Paris, 9. Dezember 2017: Während die Besucher der ersten Show des Tages Richtung Ausgang gehen, wird in der Manege schon wieder der Zentralkäfig für die nächste Aufführung aufgebaut. Die Szene wird sich an diesem Tag noch zweimal wiederholen. An den Wochenenden vor Weihnachten herrscht Hochbetrieb im Cirque d'Hiver. Vier Vorstellungen werden an diesem zweiten Adventssamstag im Prunkbau der Familie Bouglione gegeben. Wer die volle Pracht genießen möchte, gönnt sich die festliche Abendunterhaltung um 20:30 Uhr. Wer möglichst viele Circusbesuche in seinen Paris-Tag packen möchte, geht schon um 10:45 Uhr in den Palast an der Rue Amelot.

Wir haben uns in diesem Jahr für Letzteres entschieden. Dafür müssen wir auf Handstand-Star Encho Keryazov und die Hohe Schule von Regina Bouglione verzichten. Alle anderen Elemente dieser einzigartigen Produktionen der „Könige des Circus“ sind aber dabei. Die ausgesucht hübschen Salto Dancers tanzen auch am Morgen höchst elegant in ihren prächtigen Kostümen. Das Orchester auf dem edlen Artisteneingang spielt ganz fantastisch. Die Musiker um Pierre Nouveau sind an solchen Tagen wahrlich nicht zu beneiden. Dieser Einsatz erfordert Kondition. Das Lichtdesign ist wahrhaft feudal, ja verschwenderisch. Musik und Licht sorgen für einen wahren Rausch.
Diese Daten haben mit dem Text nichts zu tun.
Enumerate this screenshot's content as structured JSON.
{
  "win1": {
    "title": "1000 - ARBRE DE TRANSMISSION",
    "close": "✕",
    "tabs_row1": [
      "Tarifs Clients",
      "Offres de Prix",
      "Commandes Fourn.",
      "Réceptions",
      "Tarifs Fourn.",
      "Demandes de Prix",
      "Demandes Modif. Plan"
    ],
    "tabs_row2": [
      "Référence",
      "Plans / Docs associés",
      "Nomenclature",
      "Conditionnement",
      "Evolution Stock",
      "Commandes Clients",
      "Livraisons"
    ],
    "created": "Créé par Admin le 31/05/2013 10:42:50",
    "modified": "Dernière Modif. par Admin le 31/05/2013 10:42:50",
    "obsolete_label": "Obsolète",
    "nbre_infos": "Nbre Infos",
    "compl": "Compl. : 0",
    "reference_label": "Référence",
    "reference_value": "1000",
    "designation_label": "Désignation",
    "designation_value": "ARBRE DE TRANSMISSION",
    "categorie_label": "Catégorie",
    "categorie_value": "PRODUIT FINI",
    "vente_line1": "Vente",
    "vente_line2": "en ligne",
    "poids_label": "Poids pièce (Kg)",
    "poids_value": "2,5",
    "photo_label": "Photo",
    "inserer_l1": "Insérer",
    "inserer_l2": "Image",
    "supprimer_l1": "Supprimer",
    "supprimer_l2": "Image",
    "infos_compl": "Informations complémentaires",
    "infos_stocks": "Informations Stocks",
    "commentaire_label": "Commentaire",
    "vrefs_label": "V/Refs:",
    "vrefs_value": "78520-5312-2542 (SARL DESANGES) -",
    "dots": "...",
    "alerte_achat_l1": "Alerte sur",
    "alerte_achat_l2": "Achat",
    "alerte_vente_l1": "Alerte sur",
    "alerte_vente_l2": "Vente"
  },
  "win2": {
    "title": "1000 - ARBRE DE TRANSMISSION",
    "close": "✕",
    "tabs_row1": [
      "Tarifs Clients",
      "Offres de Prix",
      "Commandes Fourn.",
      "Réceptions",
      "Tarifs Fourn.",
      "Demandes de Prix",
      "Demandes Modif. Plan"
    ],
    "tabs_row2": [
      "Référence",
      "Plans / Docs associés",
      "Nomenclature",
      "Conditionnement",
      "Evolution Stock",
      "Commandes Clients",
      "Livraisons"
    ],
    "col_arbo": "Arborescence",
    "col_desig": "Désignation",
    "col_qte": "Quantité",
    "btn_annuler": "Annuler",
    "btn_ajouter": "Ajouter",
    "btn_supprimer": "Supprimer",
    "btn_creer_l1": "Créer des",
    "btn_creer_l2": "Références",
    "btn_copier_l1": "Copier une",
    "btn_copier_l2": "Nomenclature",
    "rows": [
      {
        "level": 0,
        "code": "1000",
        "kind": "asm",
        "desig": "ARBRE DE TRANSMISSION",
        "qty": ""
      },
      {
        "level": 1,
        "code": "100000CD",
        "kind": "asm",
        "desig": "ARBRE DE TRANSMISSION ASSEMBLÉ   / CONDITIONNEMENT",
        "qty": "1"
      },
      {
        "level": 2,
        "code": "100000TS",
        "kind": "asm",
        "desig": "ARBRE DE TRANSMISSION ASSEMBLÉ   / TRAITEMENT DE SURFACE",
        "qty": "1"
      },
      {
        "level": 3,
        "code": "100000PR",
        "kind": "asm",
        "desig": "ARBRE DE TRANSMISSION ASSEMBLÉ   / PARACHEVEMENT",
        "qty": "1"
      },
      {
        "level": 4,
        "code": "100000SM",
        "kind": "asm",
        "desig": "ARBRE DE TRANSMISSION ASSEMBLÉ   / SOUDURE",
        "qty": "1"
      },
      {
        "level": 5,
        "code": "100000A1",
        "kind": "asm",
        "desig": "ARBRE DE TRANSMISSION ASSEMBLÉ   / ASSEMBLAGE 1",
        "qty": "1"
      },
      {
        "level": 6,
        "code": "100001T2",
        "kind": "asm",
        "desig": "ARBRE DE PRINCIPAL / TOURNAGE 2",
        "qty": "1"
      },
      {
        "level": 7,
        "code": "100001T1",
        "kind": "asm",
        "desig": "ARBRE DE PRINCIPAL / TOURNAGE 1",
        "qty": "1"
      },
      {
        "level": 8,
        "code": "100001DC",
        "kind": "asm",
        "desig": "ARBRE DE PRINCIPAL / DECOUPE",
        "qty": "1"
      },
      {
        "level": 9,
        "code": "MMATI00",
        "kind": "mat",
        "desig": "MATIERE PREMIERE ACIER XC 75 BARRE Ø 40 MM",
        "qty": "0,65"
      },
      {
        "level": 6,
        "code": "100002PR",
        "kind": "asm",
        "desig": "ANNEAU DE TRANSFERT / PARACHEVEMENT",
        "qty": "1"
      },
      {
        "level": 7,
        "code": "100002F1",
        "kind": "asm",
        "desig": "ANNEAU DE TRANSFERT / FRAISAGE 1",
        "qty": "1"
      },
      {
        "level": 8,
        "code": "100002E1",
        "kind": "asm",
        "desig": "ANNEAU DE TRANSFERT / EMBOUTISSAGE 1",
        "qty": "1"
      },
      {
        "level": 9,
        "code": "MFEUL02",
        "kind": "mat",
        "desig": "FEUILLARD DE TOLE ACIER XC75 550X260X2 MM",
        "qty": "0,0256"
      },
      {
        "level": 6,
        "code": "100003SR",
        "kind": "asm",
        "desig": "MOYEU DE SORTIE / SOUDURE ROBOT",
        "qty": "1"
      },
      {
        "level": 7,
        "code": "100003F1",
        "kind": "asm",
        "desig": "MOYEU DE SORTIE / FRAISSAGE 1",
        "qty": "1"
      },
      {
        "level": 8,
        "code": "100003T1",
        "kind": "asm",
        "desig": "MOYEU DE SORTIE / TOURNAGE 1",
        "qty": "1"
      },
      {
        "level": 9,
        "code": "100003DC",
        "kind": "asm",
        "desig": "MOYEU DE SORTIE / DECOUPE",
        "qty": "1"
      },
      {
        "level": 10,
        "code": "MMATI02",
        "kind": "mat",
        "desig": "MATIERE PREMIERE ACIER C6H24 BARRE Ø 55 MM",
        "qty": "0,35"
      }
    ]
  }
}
Michel Palmer ist der elegante Monsieur Loyal, der den klassischen Sprechstallmeister gibt. Ganz der Tradition des Hauses verpflichtet. Oftmals wird er von Alberto Caroli begleitet.


Michel Palmer, Max Weldy, Zsofia Komenda

Nach der Begrüßung durch Ballett und Michel Palmer gehört der Raubtierkäfig Manuel Farina und seinen großen Katzen. Aus seiner insgesamt neunköpfigen Gruppe hat er drei Mähnenlöwen und einen Tiger mit nach Paris gebracht. Mit ihnen zeigt der italienische Dompteur eine schöne Trickfolge. Allerdings ist diese nicht mit Farinas kompletter Nummer zu vergleichen. Der Käfigabbau wird als Rekordleistung der Pistenboys verkauft. Auf einer Anzeige über dem Orchester misst eine Stoppuhr die Dauer. Michel Palmer moderiert den Wettkampf gegen die Zeit. Ein großes Trampolin im Stile eines Schwimmbeckens und ein Sprungturm sind die Requisiten, mit denen Max Weldy für Heiterkeit sorgt. Seine Eskapaden beginnt er im Straßenanzug und beendet sie im historischen Badeoutfit. Dazwischen gibt es mehr oder weniger elegante Sprünge auf dem Trampolin und rasante Touren am Sprungturm. Eleganz und Sinnlichkeit pur bietet hingegen die Kür von Zsofia Komenda. Die hübsche junge Dame arbeitet ihre Akrobatik am Mast in der Luft. Das lässt spannende Kunststücke zu, die teilweise aus der Artistik am Pole und teilweise aus der am Vertikalseil kommen. Eine reizvolle Symbiose also, die Komemda hinreißend präsentiert. Traumhafte Lichteffekte machen den Genuss komplett.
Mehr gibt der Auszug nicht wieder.